We had one more prank that day. One more, and then the next day would be pure relaxation. Nothing to go wrong. Nothing out of the ordinary. And above all, for the first time in a while, nothing to throw me off my game.
---
VASQUEZ PLAZA
Friday, October 18th
9:30 P.M.
My curfew was ten, but obviously I would simply be getting in later than that. Not a single other person in our group had such an early curfew! Even Double D had negotiated his way into something like ten thirty, just like Chiyo, who's younger than the rest of us! She's just such a good kid that she builds up these brownie points to get her way for just about anything. I could have those too. I haven't done anything! My parents apparently think that if I'm out in the big bad nighttime too long, I'll pick something life-ruining for a career choice and embarrass them just like my dear old brother did. It would be worth it just to embarrass my parents, and they were never the ones I was the most pissed off at.
Anyway! Enough of that useless rambling. We had found out that these big bullies the Brotherhood came to Vasquez Plaza most nights to just walk around and generally be scary. Maybe they do graffiti or drugs or something. Let's see, William was Sloppy Joe, Blackfire was Garbage Can Nachos, so the Brotherhood… right! Goat Cheese Pizza! Hee. I like that one. Simple, and while not the most horrifying, certainly the grossest. Good for just getting the point across that you should just stop whatever you're doing.
We were all sitting in an alleyway, with Tomo as the one searching for any sign of the Brotherhood. Yomi looked distracted. That might screw things up. So I asked her, "Yomi, are you with us tonight? You can be replaced tonight. If you can't work with us, you can't get your pay. That simple."

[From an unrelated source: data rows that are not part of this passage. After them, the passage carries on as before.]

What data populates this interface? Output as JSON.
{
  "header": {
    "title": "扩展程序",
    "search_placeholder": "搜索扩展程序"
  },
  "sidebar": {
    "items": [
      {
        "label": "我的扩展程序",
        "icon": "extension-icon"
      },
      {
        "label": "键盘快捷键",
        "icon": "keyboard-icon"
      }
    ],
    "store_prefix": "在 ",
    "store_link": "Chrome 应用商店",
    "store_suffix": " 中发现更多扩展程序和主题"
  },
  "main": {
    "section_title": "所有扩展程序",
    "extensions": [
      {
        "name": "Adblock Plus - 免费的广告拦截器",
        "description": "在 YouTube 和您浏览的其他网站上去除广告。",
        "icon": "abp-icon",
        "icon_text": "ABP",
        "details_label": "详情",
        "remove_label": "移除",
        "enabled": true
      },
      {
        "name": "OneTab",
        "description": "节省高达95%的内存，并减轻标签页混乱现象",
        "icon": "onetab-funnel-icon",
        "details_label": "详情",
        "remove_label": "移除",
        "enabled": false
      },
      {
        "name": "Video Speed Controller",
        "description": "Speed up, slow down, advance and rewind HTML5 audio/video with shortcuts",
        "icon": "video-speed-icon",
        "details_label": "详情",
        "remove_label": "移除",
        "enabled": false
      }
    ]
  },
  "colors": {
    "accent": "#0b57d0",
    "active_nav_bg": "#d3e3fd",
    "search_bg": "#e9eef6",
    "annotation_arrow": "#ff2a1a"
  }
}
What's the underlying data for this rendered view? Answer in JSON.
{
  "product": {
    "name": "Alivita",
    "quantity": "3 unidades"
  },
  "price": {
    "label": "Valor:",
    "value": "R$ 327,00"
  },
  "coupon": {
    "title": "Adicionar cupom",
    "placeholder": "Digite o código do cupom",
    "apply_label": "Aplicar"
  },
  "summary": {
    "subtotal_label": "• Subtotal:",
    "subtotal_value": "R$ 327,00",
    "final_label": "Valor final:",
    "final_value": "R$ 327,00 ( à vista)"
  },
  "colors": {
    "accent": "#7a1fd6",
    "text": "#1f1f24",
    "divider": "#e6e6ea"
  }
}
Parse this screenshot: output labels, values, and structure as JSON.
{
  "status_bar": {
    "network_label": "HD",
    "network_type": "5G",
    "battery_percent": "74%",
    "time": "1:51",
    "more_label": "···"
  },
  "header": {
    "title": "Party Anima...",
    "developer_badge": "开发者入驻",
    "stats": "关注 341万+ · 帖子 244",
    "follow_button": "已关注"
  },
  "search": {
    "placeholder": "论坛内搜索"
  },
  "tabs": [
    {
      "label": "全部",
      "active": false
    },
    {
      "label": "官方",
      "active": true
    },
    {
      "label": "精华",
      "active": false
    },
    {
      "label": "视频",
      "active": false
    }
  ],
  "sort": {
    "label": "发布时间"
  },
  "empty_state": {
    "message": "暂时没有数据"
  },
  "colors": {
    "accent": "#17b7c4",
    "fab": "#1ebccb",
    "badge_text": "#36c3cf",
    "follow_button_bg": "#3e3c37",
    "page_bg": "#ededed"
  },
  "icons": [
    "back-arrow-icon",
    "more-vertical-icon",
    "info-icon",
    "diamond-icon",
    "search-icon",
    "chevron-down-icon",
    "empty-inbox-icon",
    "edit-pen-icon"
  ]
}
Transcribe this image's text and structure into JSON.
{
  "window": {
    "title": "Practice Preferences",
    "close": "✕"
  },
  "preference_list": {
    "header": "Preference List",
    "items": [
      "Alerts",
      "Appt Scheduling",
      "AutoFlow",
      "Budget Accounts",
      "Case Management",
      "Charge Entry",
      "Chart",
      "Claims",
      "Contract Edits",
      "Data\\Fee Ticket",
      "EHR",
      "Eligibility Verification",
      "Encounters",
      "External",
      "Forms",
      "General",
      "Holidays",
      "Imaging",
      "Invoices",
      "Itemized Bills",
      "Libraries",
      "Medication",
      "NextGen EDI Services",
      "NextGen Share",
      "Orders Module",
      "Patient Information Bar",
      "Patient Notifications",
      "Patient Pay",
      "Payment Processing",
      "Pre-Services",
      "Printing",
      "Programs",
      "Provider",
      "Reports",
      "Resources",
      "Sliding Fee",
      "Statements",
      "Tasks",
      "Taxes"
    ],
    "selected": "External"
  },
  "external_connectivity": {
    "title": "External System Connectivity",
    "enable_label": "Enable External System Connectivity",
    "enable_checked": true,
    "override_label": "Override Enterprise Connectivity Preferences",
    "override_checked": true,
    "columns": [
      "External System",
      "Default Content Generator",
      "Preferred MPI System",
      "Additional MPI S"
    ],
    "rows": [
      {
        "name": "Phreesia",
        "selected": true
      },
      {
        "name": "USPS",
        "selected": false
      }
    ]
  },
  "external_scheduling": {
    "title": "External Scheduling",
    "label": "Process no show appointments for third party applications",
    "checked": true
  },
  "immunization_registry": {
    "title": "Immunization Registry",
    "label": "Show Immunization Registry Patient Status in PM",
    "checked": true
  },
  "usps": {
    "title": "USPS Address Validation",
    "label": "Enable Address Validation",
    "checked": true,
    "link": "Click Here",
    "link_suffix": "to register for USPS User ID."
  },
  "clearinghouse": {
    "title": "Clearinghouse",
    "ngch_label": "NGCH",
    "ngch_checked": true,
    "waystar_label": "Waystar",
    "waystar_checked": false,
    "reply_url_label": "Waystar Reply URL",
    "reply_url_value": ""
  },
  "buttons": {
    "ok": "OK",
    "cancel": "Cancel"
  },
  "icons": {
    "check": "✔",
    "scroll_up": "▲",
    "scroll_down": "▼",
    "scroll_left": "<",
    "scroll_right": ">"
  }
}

"I'm fine," she snapped. "I was just… thinking about something."
"Yeah, what?"
"Do you think maybe we always target the right people?"
"Explain!"
"I mean, I think the objective of your business means well. But I wonder if maybe in the process of 'getting back' at all the 'bad guys', you hit some of the good guys too."
Hmm. Plausible, plausible. "You mean like civilians getting shot at a bank robbery?"
"No, I mean, do you always know for sure if the people you're hired to hit are the bad ones?"
I thought about it. Really mulled it over. All for her sake. "You're really into these deep, annoying questions, aren't you?"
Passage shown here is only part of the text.